Varoluşçuluk (Egzistansiyalizm)

Varoluşçuluk (Egzistansiyalizm): İnsanın varoluşunu, somut gerçekliği içinde ve toplumdaki bireyselliği açısından göz önüne alan felsefi öğretidir. Varoluşçuluk felsefesinde insan varoluşunun anlamı, insanın kendini gerçekleştirmesi, insan varoluşunun rastlantılar içinde oluşu, güvensizliği söz konusudur; güçsüzlüğü ve hiçliği içinde insan, zaman içinde, tarihselliği içinde insan, ölüme mahkum bir varlık olarak insanın varoluşu, hiçlik karşısında insanın varoluşu, insan varoluşunun arılığı (katışıksızlığı-saflığı) ve bu asıl olmaya çağrı, özgürlüğü içinde insanın varoluşu topluluk içinde kaybolmuş insanın, tek insanın kendini bulması, kendi olması varoluşçuluk felsefesinin konularını oluşturur.

Varoluşçuluk felsefesinin çıkış noktası, insanın bireysel ve yaşanmış deneyimleriyle belirlenen varoluşudur. Varoluşçu filozoflara göre, birey; evreni ve toplumu anlamak için biricik dayanaktır. Varoluşçuluğa göre insan, kendi varlığını kendisi yaratmıştır.

Varoluşçuluk, varlığın özünü değil, kendisini ele alır. İnsanın varoluşu onun özünden önce gelir. İnsan dünyaya gelir, var olur, sonra kendi kendini tanımlayıp, belirleyerek özünü ortaya çıkarır, insan ne olacağını kendisi seçer ve özünü oluşturur.

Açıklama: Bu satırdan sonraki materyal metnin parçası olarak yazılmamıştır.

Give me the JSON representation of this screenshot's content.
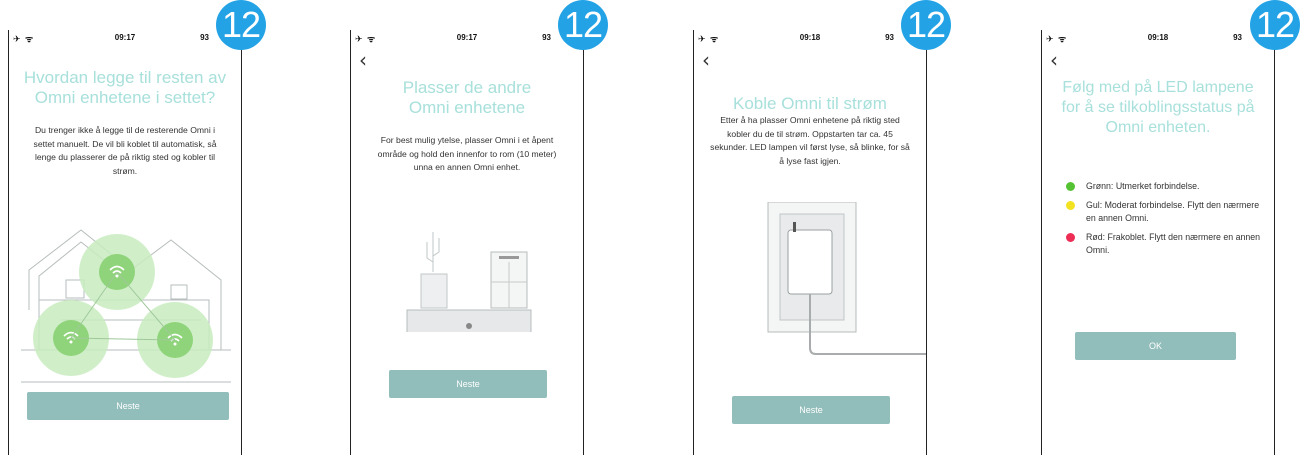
{
  "badge": "12",
  "colors": {
    "accent": "#a8e0db",
    "button": "#91bdba",
    "badge": "#23a3e6",
    "green": "#55c233",
    "yellow": "#f2e21f",
    "red": "#ee2d55"
  },
  "screens": [
    {
      "status": {
        "left": "✈ ᯤ",
        "time": "09:17",
        "battery": "93"
      },
      "title": "Hvordan legge til resten av Omni enhetene i settet?",
      "body": "Du trenger ikke å legge til de resterende Omni i settet manuelt. De vil bli koblet til automatisk, så lenge du plasserer de på riktig sted og kobler til strøm.",
      "button": "Neste"
    },
    {
      "status": {
        "left": "✈ ᯤ",
        "time": "09:17",
        "battery": "93"
      },
      "back": "‹",
      "title": "Plasser de andre Omni enhetene",
      "body": "For best mulig ytelse, plasser Omni i et åpent område og hold den innenfor to rom (10 meter) unna en annen Omni enhet.",
      "button": "Neste"
    },
    {
      "status": {
        "left": "✈ ᯤ",
        "time": "09:18",
        "battery": "93"
      },
      "back": "‹",
      "title": "Koble Omni til strøm",
      "body": "Etter å ha plasser Omni enhetene på riktig sted kobler du de til strøm. Oppstarten tar ca. 45 sekunder. LED lampen vil først lyse, så blinke, for så å lyse fast igjen.",
      "button": "Neste"
    },
    {
      "status": {
        "left": "✈ ᯤ",
        "time": "09:18",
        "battery": "93"
      },
      "back": "‹",
      "title": "Følg med på LED lampene for å se tilkoblingsstatus på Omni enheten.",
      "led": [
        {
          "color": "#55c233",
          "text": "Grønn: Utmerket forbindelse."
        },
        {
          "color": "#f2e21f",
          "text": "Gul: Moderat forbindelse. Flytt den nærmere en annen Omni."
        },
        {
          "color": "#ee2d55",
          "text": "Rød: Frakoblet. Flytt den nærmere en annen Omni."
        }
      ],
      "button": "OK"
    }
  ]
}
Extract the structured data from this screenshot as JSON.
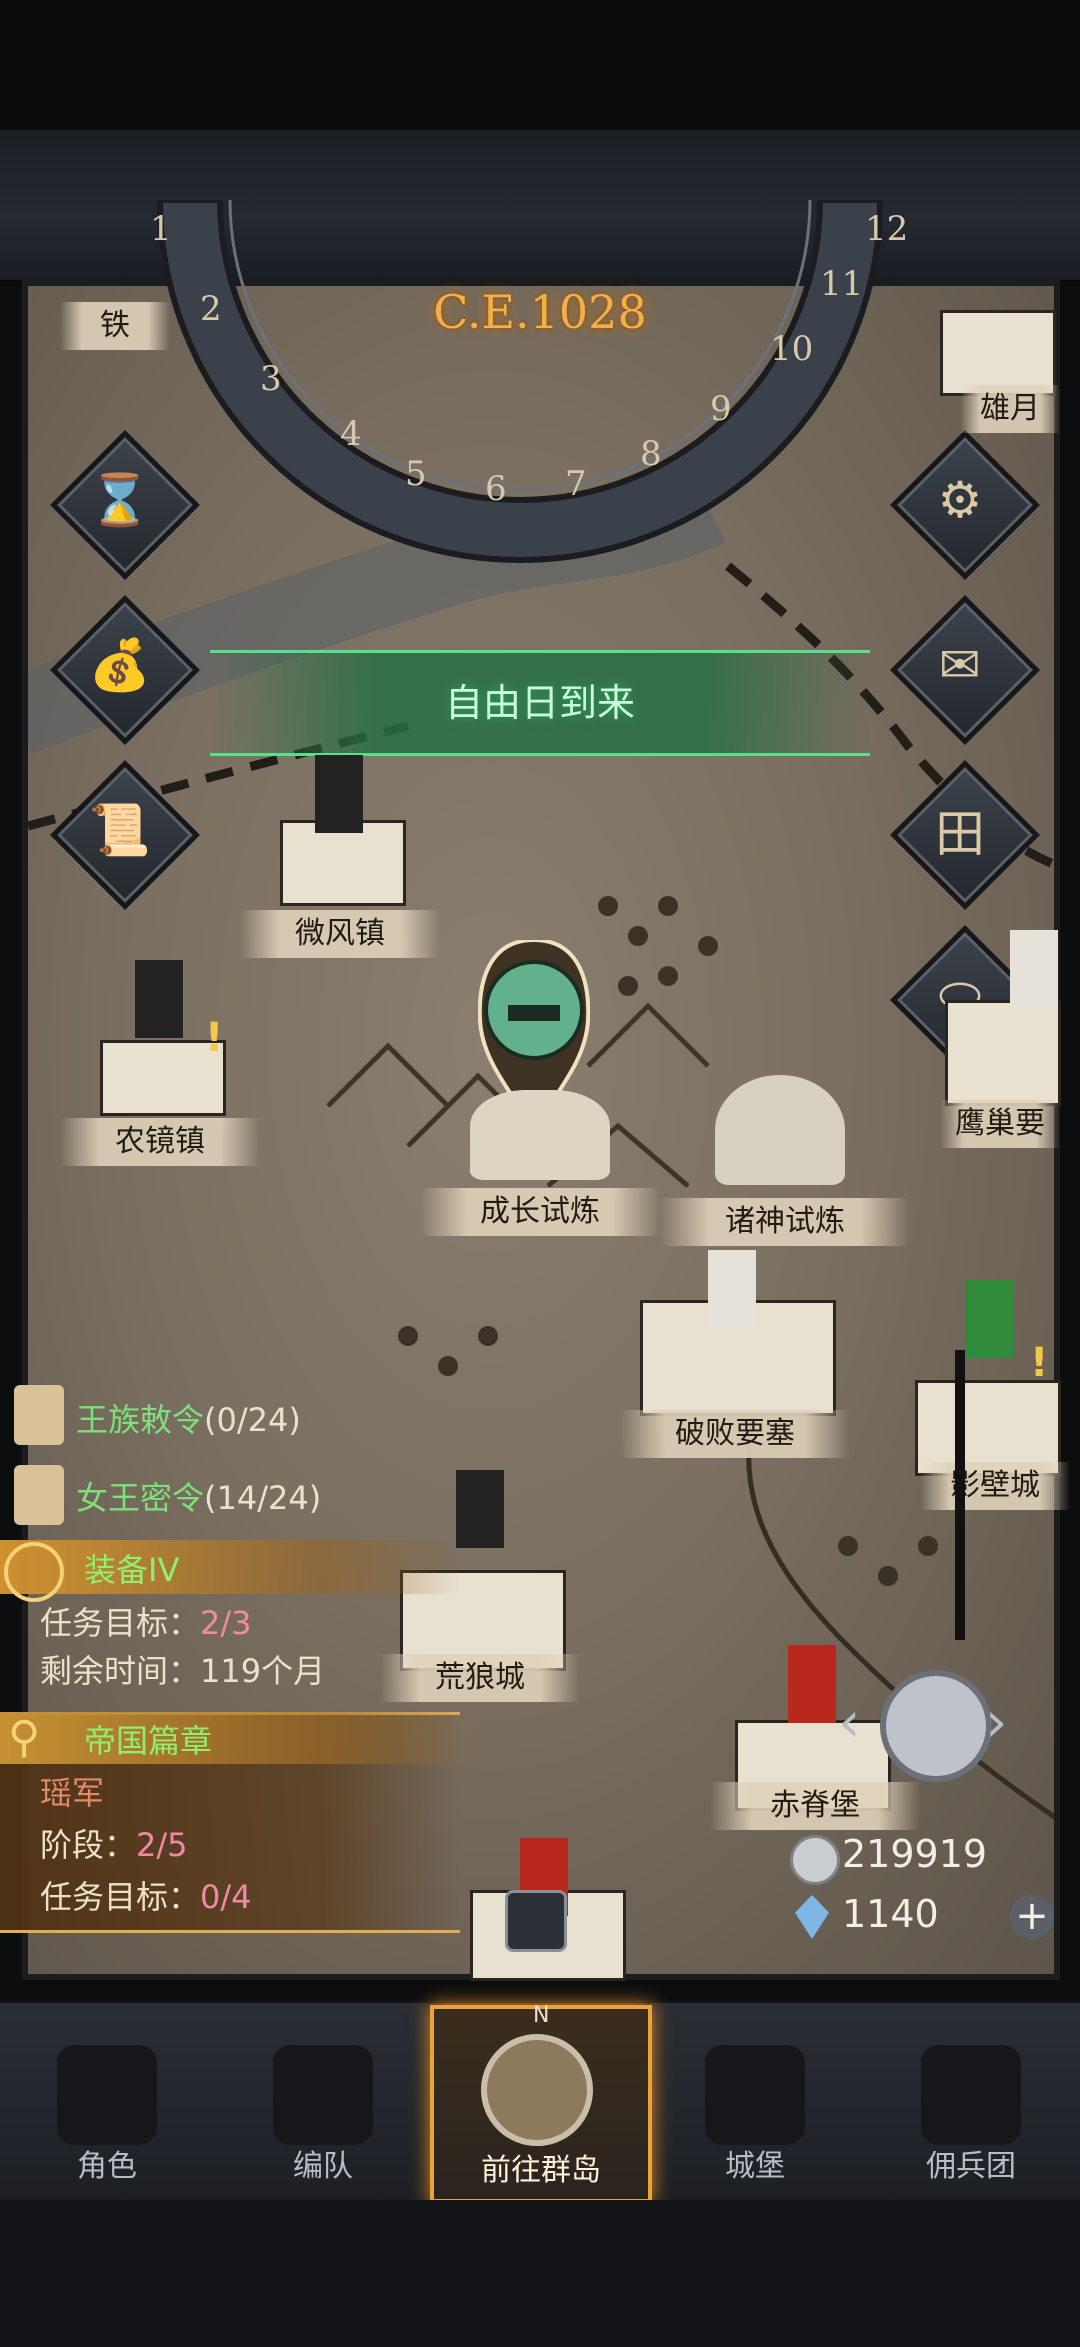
{
  "era": {
    "date": "C.E.1028",
    "months": [
      "1",
      "2",
      "3",
      "4",
      "5",
      "6",
      "7",
      "8",
      "9",
      "10",
      "11",
      "12"
    ]
  },
  "event_banner": "自由日到来",
  "locations": {
    "weifeng": "微风镇",
    "nongjing": "农镜镇",
    "chengzhang": "成长试炼",
    "zhushen": "诸神试炼",
    "pobai": "破败要塞",
    "yingbi": "鹰巢要",
    "yingbi_city": "影壁城",
    "huanglang": "荒狼城",
    "chiji": "赤脊堡",
    "xiongyue": "雄月",
    "tie": "铁"
  },
  "quests": {
    "royal": {
      "title": "王族敕令",
      "progress": "(0/24)"
    },
    "queen": {
      "title": "女王密令",
      "progress": "(14/24)"
    },
    "equip": {
      "title": "装备IV",
      "goal_label": "任务目标：",
      "goal_value": "2/3",
      "time_label": "剩余时间：",
      "time_value": "119个月"
    },
    "empire": {
      "title": "帝国篇章",
      "subtitle": "瑶军",
      "stage_label": "阶段：",
      "stage_value": "2/5",
      "goal_label": "任务目标：",
      "goal_value": "0/4"
    }
  },
  "resources": {
    "silver": "219919",
    "crystal": "1140"
  },
  "nav": {
    "role": "角色",
    "team": "编队",
    "islands": "前往群岛",
    "castle": "城堡",
    "merc": "佣兵团",
    "compass_n": "N"
  },
  "colors": {
    "accent_orange": "#e8a43a",
    "quest_green": "#7fe07a",
    "banner_green": "#58e08d"
  }
}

Kendisini çevreleyen tüm şartlara karşı istediği gibi davranır. Varoluş, bir durum değil, bir eylemdir, bir süreçtir, insanın kendini sürekli var edebilmesi için özgür olması gerekir. Çağımızın düşünce ve sanatı üzerinde çok etkili olan varoluşçu felsefenin önemli temsilcilerinden Jean Paul Sartre (Jan Poul Sartır, 1905-1980)’dır.